The yuan, fresh off its worst month on record, retreated another 0.5 percent to an eight-year low thus extending its losses against the dollar this year to six percent.
Trade tensions between the two countries are expected to take a big knock on the Chinese economy.
To a certain extent, that appears to be already happening. Related: Canada Hits Back At U.S. With $12.5 Billion In Tariffs
China’s purchasing manager index for the month of June showed a decline in export orders. That marked the third straight decline in new export orders--a worrying trend and a sobering reminder that the fallout and simmering trade wars could quickly blow out of proportion.

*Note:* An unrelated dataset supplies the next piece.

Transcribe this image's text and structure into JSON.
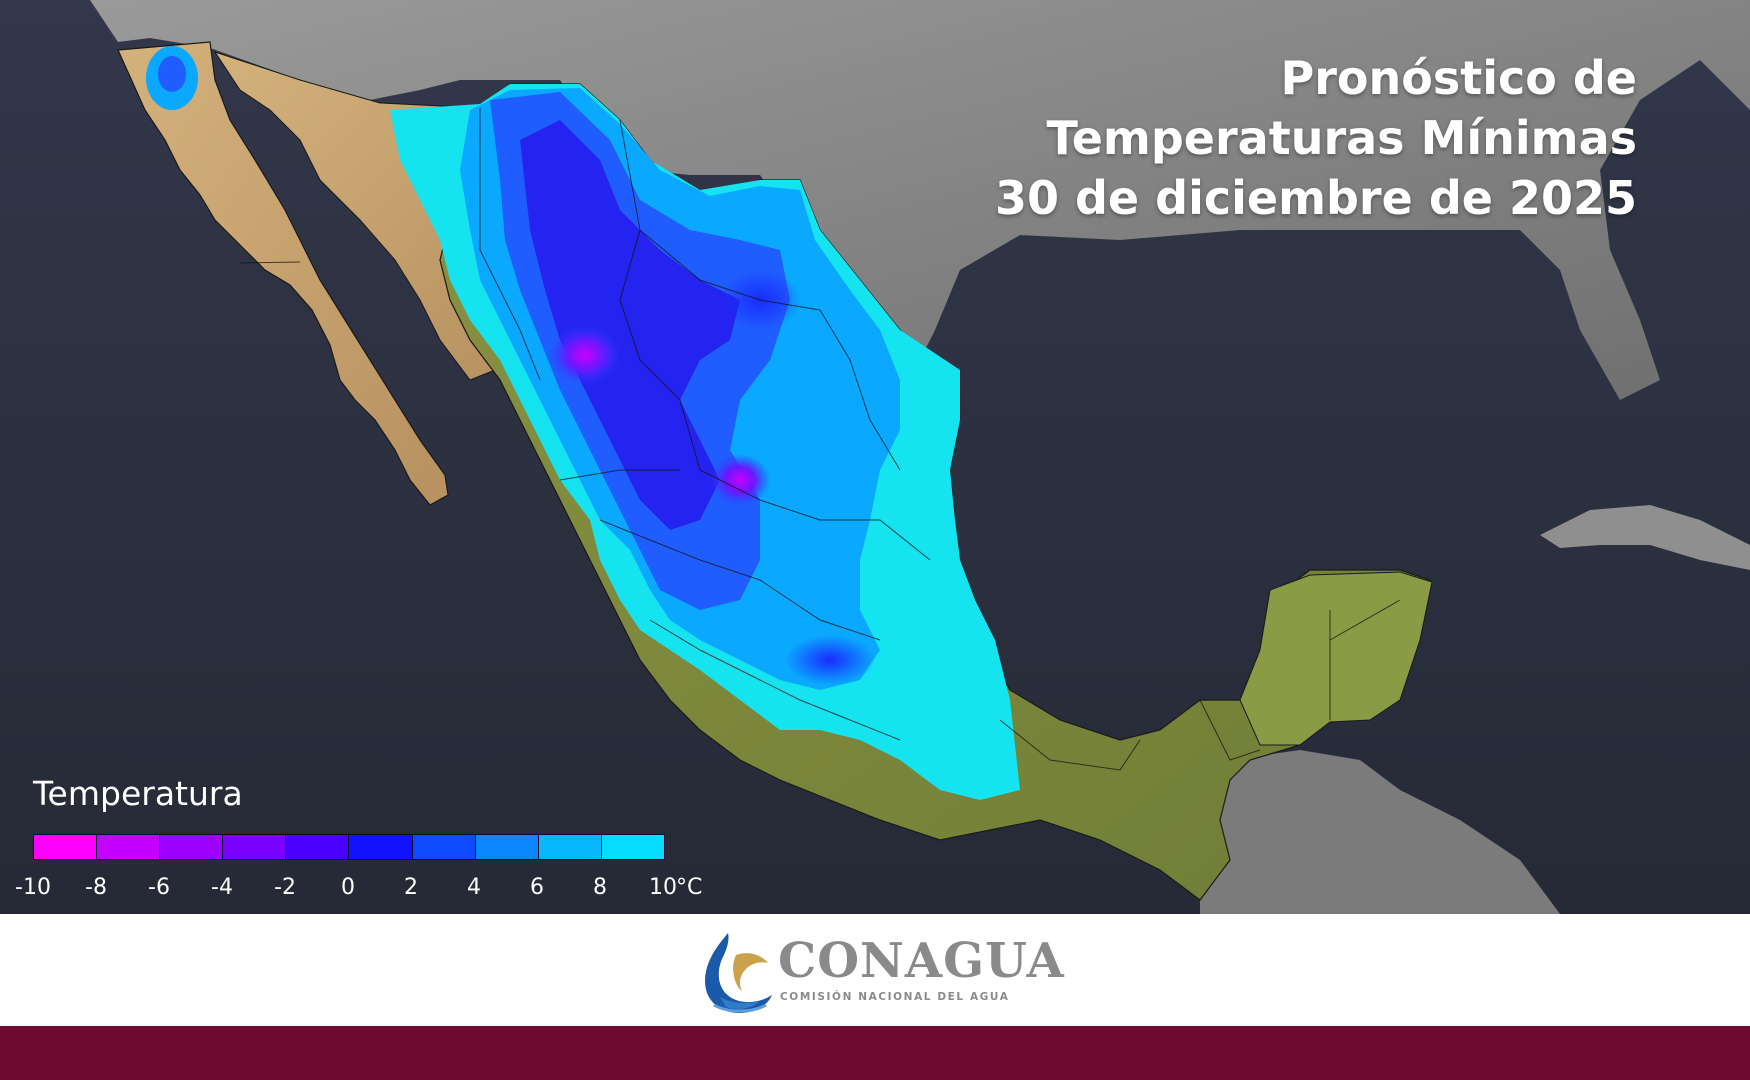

Meanwhile, actions by the Beijing are only helping to fan the flames. There are fears that the government might impose additional property controls, which has been weighing on developer shares.
Shanghai’s property stock index fell 5.4 percent, with top players bearing the brunt of the selloff. Poly Real Estate Group shares suffered carnage after tumbling 9.8 percent while those by peer Gemdale Corp. losing 6.3 percent. Developers have come under pressure as the government steps up measures to curb rampant real estate speculation and rein in on international bond issuance.
Lat year, several second-tier cities in China banned investors from selling newly bought homes for the first five years in a bid to cool overheating home property sales. Although the bans have been painful for property investors, they are deemed necessary to prevent a housing bubble from forming.
China Could Struggle to Attract Foreign Investment
Perhaps in a tell-tale signs that company coffers could be drying up, Nissan Motor has called off a potential $1 billion sale of its electric car battery unit to China’s GSR Capital citing lack of funds by the Chinese investment firm. The deal has been delayed for months with chances of finding another buyer slim since the plant is not cutting-edge.
The second-largest Japanese automaker has been looking to sell its AESC (Automotive Energy Supply Corp) plant to pave way for the procurement of low-cost, high-performing lithium batteries in a bid to compete with the likes of Tesla.
Just two days ago, Tesla announced that it had achieved a key milestone to produce 5,000 EVs per week, and remained on track to hit the 6,000k mark in a matter of months. Tesla says it will be able to eke a profit from Model 3’s modest $35,000 price point thanks to being one of the lowest-cost battery makers.
The ongoing stock market rout does not augur well for a country that has been desperately trying to attract more foreign investments.
China’s foreign direct investments growth has plunged from nearly 11 percent after the country joined the World Trade Organization (WTO) to just four percent currently.
Even more alarming is the fact that investment flows into the country tend to diminish rapidly whenever the stock market crashes.